Case-cohort analysis

Scott Adams

Join Date: Sep 2014

Posts: 51
#1

Case-cohort analysis

05 Sep 2014, 16:11

Hi,
I'm looking for a little help analyzing data from a case-cohort study. For reference, a case-cohort study is not a case-control study and not quite a normal cohort study; it is a special study design of its own, but I don't want to use up a lot of space describing it here. A good article about it is Barlow (here http://www.ncbi.nlm.nih.gov/pubmed/10580779 ) except note that the methods there don't quite apply to my data, as described below.

There are a few tools in another statistical package but fewer for this design in Stata, which I prefer.

In some detail, I have age-stratified case-cohort data that includes about 1000 sub-cohort members and 500 cases. The sub-cohort is an age-stratified sample of the larger cohort of about 11,000 people. This falls under the "confounder stratified" design described in Langholz and Jiao, Computational Statistics and Data Analysis, 51:3737-3748 (2007).
[http://www.sciencedirect.com/science...7947306005068]
(The stratified design makes the Barlow article not quite fit.)

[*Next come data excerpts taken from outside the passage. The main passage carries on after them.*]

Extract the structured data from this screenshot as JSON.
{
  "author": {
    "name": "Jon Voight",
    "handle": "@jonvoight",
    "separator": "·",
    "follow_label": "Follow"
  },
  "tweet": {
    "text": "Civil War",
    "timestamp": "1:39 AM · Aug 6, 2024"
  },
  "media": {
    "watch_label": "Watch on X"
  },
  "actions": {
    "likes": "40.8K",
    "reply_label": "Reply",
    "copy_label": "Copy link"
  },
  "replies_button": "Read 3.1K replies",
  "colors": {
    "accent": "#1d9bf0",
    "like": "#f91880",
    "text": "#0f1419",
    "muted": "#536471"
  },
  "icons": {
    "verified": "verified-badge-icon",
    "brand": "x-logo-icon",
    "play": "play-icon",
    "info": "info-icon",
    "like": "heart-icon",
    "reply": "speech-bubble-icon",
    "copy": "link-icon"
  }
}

I know that there are user-made packages called STCASCOH and STSELPRE for case-cohort data.

So I was wondering:
1. Is there anything more recent for analysis of case-cohort data?
2. It seems like STCASCOH and STSELPRE are a bit limited and do not handle, e.g, robust vce or stratified data. Is that true?
3. On the other hand just using STCOX stratified on the age group with robust vce and an offset seems to get me very close to the examples results in Langholz and Jiao (Table 2(B) with the very helpful supplied model data with that paper's supplementary material). But, I am worried that (as an epidemiologist and not a statistician) I am missing something, and will be doing bad things when I use this on my real dataset. The model dataset is small and the difference between some of the example results are pretty small, so hard to say if I am just close by luck. However, STSELPRE does not produce the published results with any set of options I have found.

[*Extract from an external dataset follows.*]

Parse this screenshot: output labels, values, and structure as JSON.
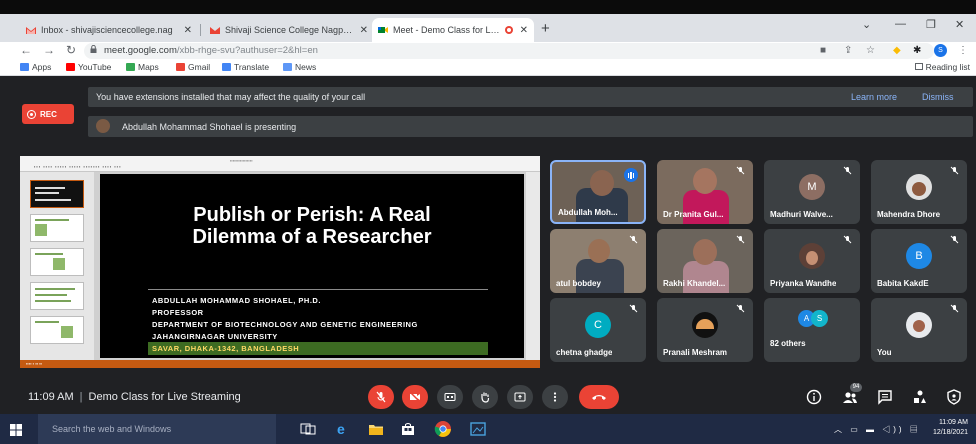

Does anyone know what would be a correct way to analyze these data with Stata? Can you help me justify the use of STCOX with the options correctly specified based on the method and theory laid out by Langholz & Jiao 2007?

I am happy to share even more details of how close I get to L&J 2007 as needed, and etc., if someone might have an idea what is going on.

Thanks,
Scott
Tags: None
Murray Weeks

Join Date: Jul 2016

Posts: 1
#2

28 Jul 2016, 08:39

Hi Scott,
I was wondering the same thing... whether STCOX would be adequate or whether one of these user-written programs would be needed. I would be very interested to know if you had found an answer to this question elsewhere.

Cheers,
Murray
Comment
Scott Adams

Join Date: Sep 2014

Posts: 51
#3

12 Oct 2016, 15:53

Hi Murray, Sorry not to have seen this earlier.
I did find a resolution, I have copied an earlier post or message I sent to another user. I'm not sure why it does not appear here with this post-- I'm not good with this forum.
Unfortunately I have since changed employers and it would be a little tricky for me to get the original code. Hope the below helps...
*****

Hi Johanna,
As a matter of fact, I think I did work through it and I am happy to share. (The results were accepted for publication so ...) I will send you what I worked out, but it will take me a couple of days -- I am not at my desk for the next of couple of days and maybe don't remember all the details. However, I think that I used the -stcascoh- commands with the work-around described here,
http://www.stata.com/statalist/archi.../msg01199.html
in order to set up the data for case-cohort sampling.

The article from Langholz and Jiao,
http://www.sciencedirect.com/science...67947306005068
is also helpful because it provides some sample data -- so you can see what set of options in Stata are equivalent to the analyses they describe.
Using these two sources I was able to convince myself, at least, that I could do stratified case-cohort analysis. At the moment as I said I am away from the office, so I am not 100% sure what the final set of options was that I thought made the most sense (and it may depend on your data and what you want to do). But I will get back to you.
In the meantime I would suggest looking at that article from Langholz and Jiao and reproducing their results from their sample data, to get an idea how to make it work in Stata.
Best,
Scott

Johanna,
I do highly recommend working through the L&J paper. For me, working through an example and getting the "known" answer from my code is extremely reassuring.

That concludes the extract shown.